Awesome, awesome. And then just the one question regarding the, I know there's the LSD slash the trip stopper, the ketanserin. Is that something that you expect an anticipated readout on in the near term?
Studies such as that, we are continuing the progress of that study.
Studies such as that and the investigator-initiated studies that we conduct with our colleagues at University Hospital Basel, are subject to their disclosure timelines and also come out via publication. While we have rights to the data, they're not driven by our corporate readouts as a trial that we sponsor would be. We are anticipating readouts from that study this year, although the precise timing of that is going to be subject to publication timelines and release criteria at the university.
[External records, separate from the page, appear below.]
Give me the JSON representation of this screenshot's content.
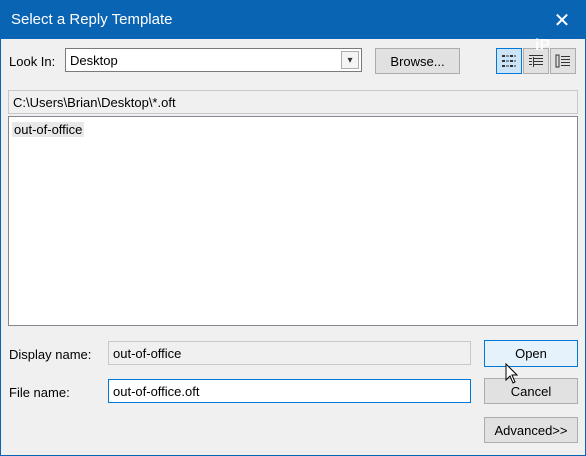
{
  "window": {
    "title": "Select a Reply Template",
    "close_glyph": "✕"
  },
  "look_in": {
    "label": "Look In:",
    "value": "Desktop",
    "browse_label": "Browse..."
  },
  "path": "C:\\Users\\Brian\\Desktop\\*.oft",
  "files": [
    {
      "name": "out-of-office"
    }
  ],
  "display_name": {
    "label": "Display name:",
    "value": "out-of-office"
  },
  "file_name": {
    "label": "File name:",
    "value": "out-of-office.oft"
  },
  "buttons": {
    "open": "Open",
    "cancel": "Cancel",
    "advanced": "Advanced>>"
  },
  "view_icons": [
    "list-view-icon",
    "details-view-icon",
    "properties-view-icon"
  ],
  "colors": {
    "titlebar": "#0a64b4",
    "accent": "#0078d7"
  }
}
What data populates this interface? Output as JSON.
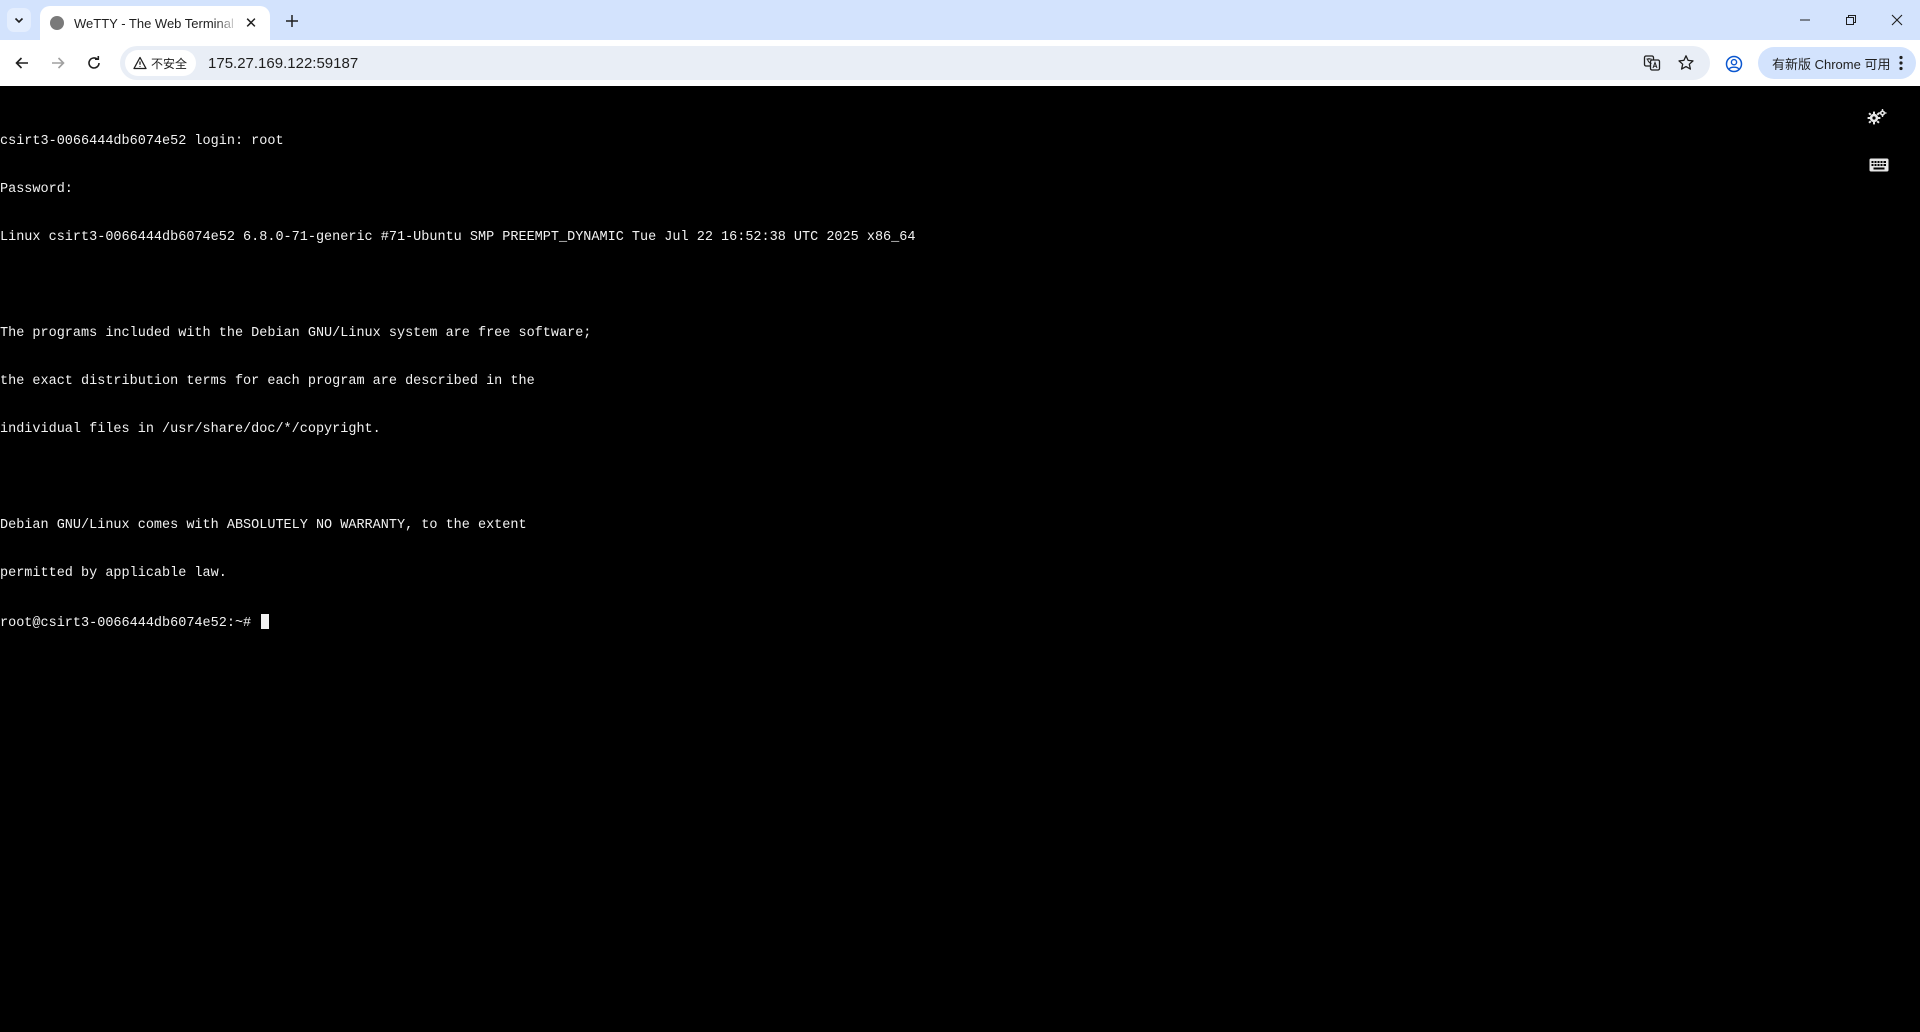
{
  "browser": {
    "tab": {
      "title": "WeTTY - The Web Terminal Emulator"
    },
    "address": {
      "security_label": "不安全",
      "url": "175.27.169.122:59187"
    },
    "update_button": "有新版 Chrome 可用"
  },
  "icons": {
    "tab_search": "chevron-down-icon",
    "new_tab": "plus-icon",
    "back": "arrow-left-icon",
    "forward": "arrow-right-icon",
    "reload": "reload-icon",
    "warning": "warning-triangle-icon",
    "translate": "translate-icon",
    "bookmark": "star-icon",
    "profile": "profile-icon",
    "settings": "gears-icon",
    "keyboard": "keyboard-icon"
  },
  "terminal": {
    "lines": [
      "csirt3-0066444db6074e52 login: root",
      "Password:",
      "Linux csirt3-0066444db6074e52 6.8.0-71-generic #71-Ubuntu SMP PREEMPT_DYNAMIC Tue Jul 22 16:52:38 UTC 2025 x86_64",
      "",
      "The programs included with the Debian GNU/Linux system are free software;",
      "the exact distribution terms for each program are described in the",
      "individual files in /usr/share/doc/*/copyright.",
      "",
      "Debian GNU/Linux comes with ABSOLUTELY NO WARRANTY, to the extent",
      "permitted by applicable law."
    ],
    "prompt": "root@csirt3-0066444db6074e52:~# "
  }
}
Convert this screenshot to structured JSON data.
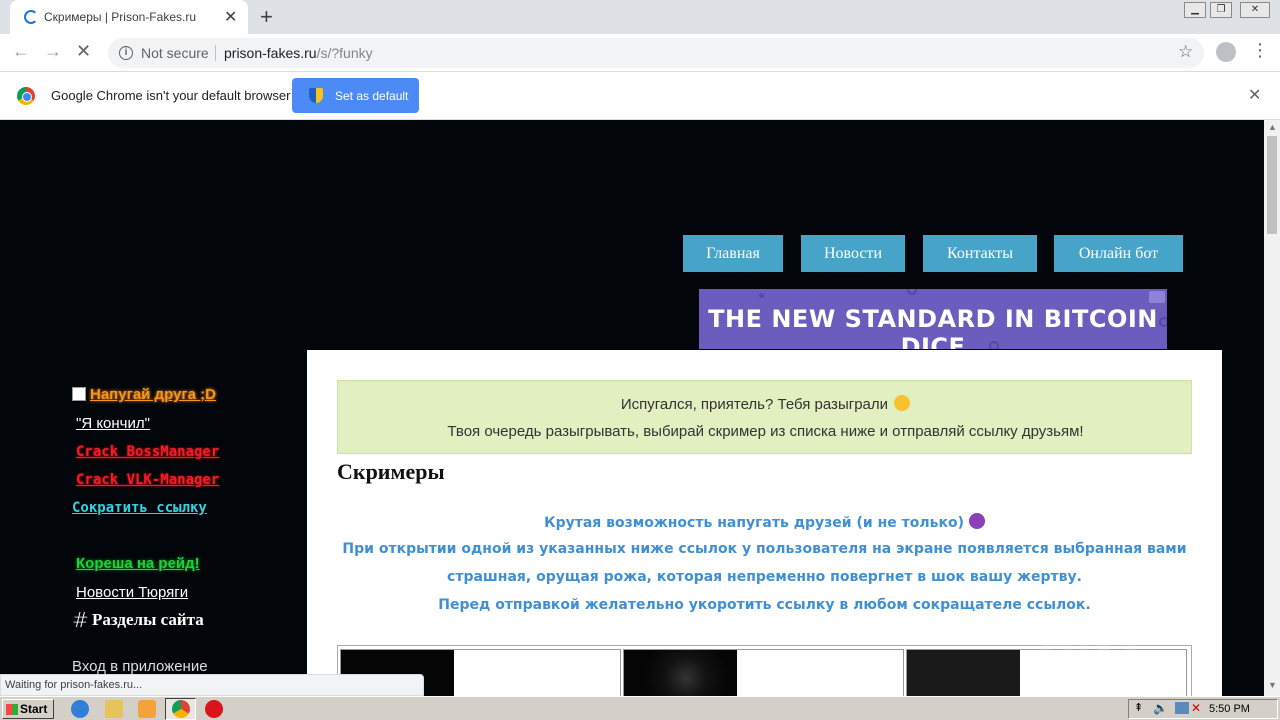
{
  "browser": {
    "tab": {
      "title": "Скримеры | Prison-Fakes.ru"
    },
    "address": {
      "security": "Not secure",
      "host": "prison-fakes.ru",
      "path": "/s/?funky"
    },
    "infobar": {
      "message": "Google Chrome isn't your default browser",
      "button": "Set as default"
    },
    "status": "Waiting for prison-fakes.ru..."
  },
  "page": {
    "nav": [
      "Главная",
      "Новости",
      "Контакты",
      "Онлайн бот"
    ],
    "banner": {
      "text": "THE NEW STANDARD IN BITCOIN DICE"
    },
    "sidebar": {
      "links": [
        "Напугай друга ;D",
        "\"Я кончил\"",
        "Crack BossManager",
        "Crack VLK-Manager",
        "Сократить ссылку",
        "Кореша на рейд!",
        "Новости Тюряги"
      ],
      "sections_title": "Разделы сайта",
      "login": "Вход в приложение"
    },
    "alert": {
      "line1": "Испугался, приятель? Тебя разыграли",
      "line2": "Твоя очередь разыгрывать, выбирай скример из списка ниже и отправляй ссылку друзьям!"
    },
    "heading": "Скримеры",
    "description": [
      "Крутая возможность напугать друзей (и не только)",
      "При открытии одной из указанных ниже ссылок у пользователя на экране появляется выбранная вами",
      "страшная, орущая рожа, которая непременно повергнет в шок вашу жертву.",
      "Перед отправкой желательно укоротить ссылку в любом сокращателе ссылок."
    ]
  },
  "watermark": "ANY RUN",
  "taskbar": {
    "start": "Start",
    "clock": "5:50 PM"
  }
}
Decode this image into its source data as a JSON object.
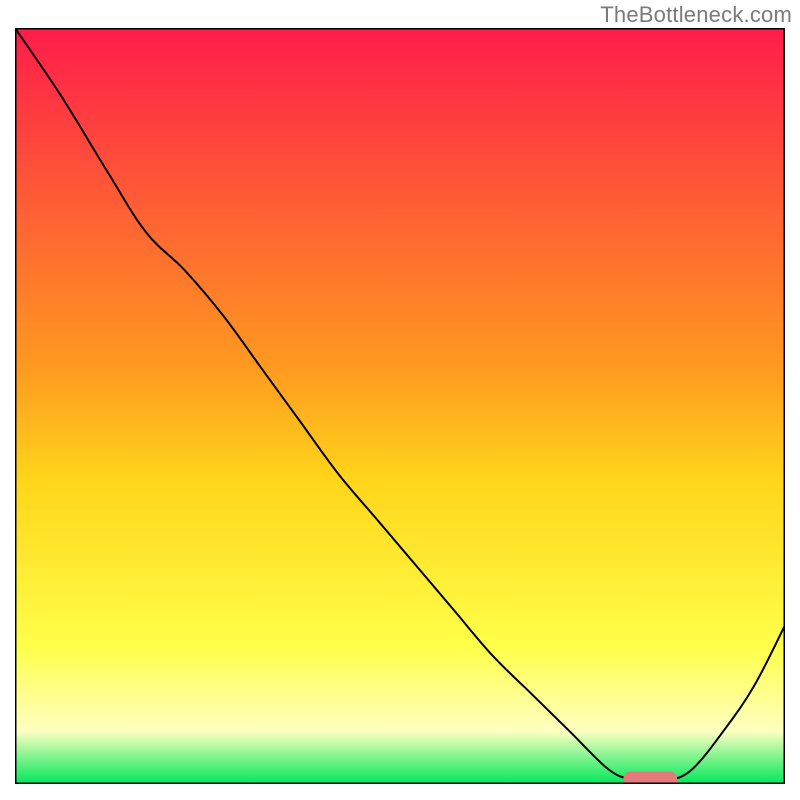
{
  "attribution": "TheBottleneck.com",
  "chart_data": {
    "type": "line",
    "title": "",
    "xlabel": "",
    "ylabel": "",
    "xlim": [
      0,
      100
    ],
    "ylim": [
      0,
      100
    ],
    "x": [
      0,
      6,
      12,
      17,
      22,
      27,
      32,
      37,
      42,
      47,
      52,
      57,
      62,
      67,
      72,
      77,
      80,
      82.5,
      85,
      88,
      92,
      96,
      100
    ],
    "values": [
      100,
      91,
      81,
      73,
      68,
      62,
      55,
      48,
      41,
      35,
      29,
      23,
      17,
      12,
      7,
      2,
      0.6,
      0.4,
      0.5,
      2,
      7,
      13,
      21
    ],
    "curve_color": "#000000",
    "background_gradient_stops": [
      {
        "pos": 0.0,
        "color": "#ff1c4b"
      },
      {
        "pos": 0.45,
        "color": "#ff9a20"
      },
      {
        "pos": 0.6,
        "color": "#ffd61a"
      },
      {
        "pos": 0.82,
        "color": "#ffff4a"
      },
      {
        "pos": 0.93,
        "color": "#ffffc2"
      },
      {
        "pos": 1.0,
        "color": "#00e85a"
      }
    ],
    "marker": {
      "x_min": 79,
      "x_max": 86,
      "y": 0.55,
      "color": "#e47a7a",
      "thickness": 2.2
    }
  }
}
Understood, understood. And maybe some key... industry events or conferences, things like that. So we'll look out for those.
Absolutely. Awesome. Thank you. Thanks, Sam.
Thank you. This concludes the question and answer portion of the call. I will now turn the call back over to MindMed CEO Rob Barrow for closing comments. Mr. Barrow?
Thank you. And thank you everyone again for being here this morning. Before we conclude, I'd also like to thank our entire team at MindMed, our investors, our analysts, and the many people who have made this all possible and have been supportive along the way, including, in particular, our study participants and their families. This is a critically important time in the treatment of brain health disorders, and we're very excited to be a part of it.
Thank you all again, and look forward to reconnecting in the future.
Ladies and gentlemen, thank you for your participation. This concludes today's event. You may disconnect your line to log off the webcast and enjoy the rest of your day.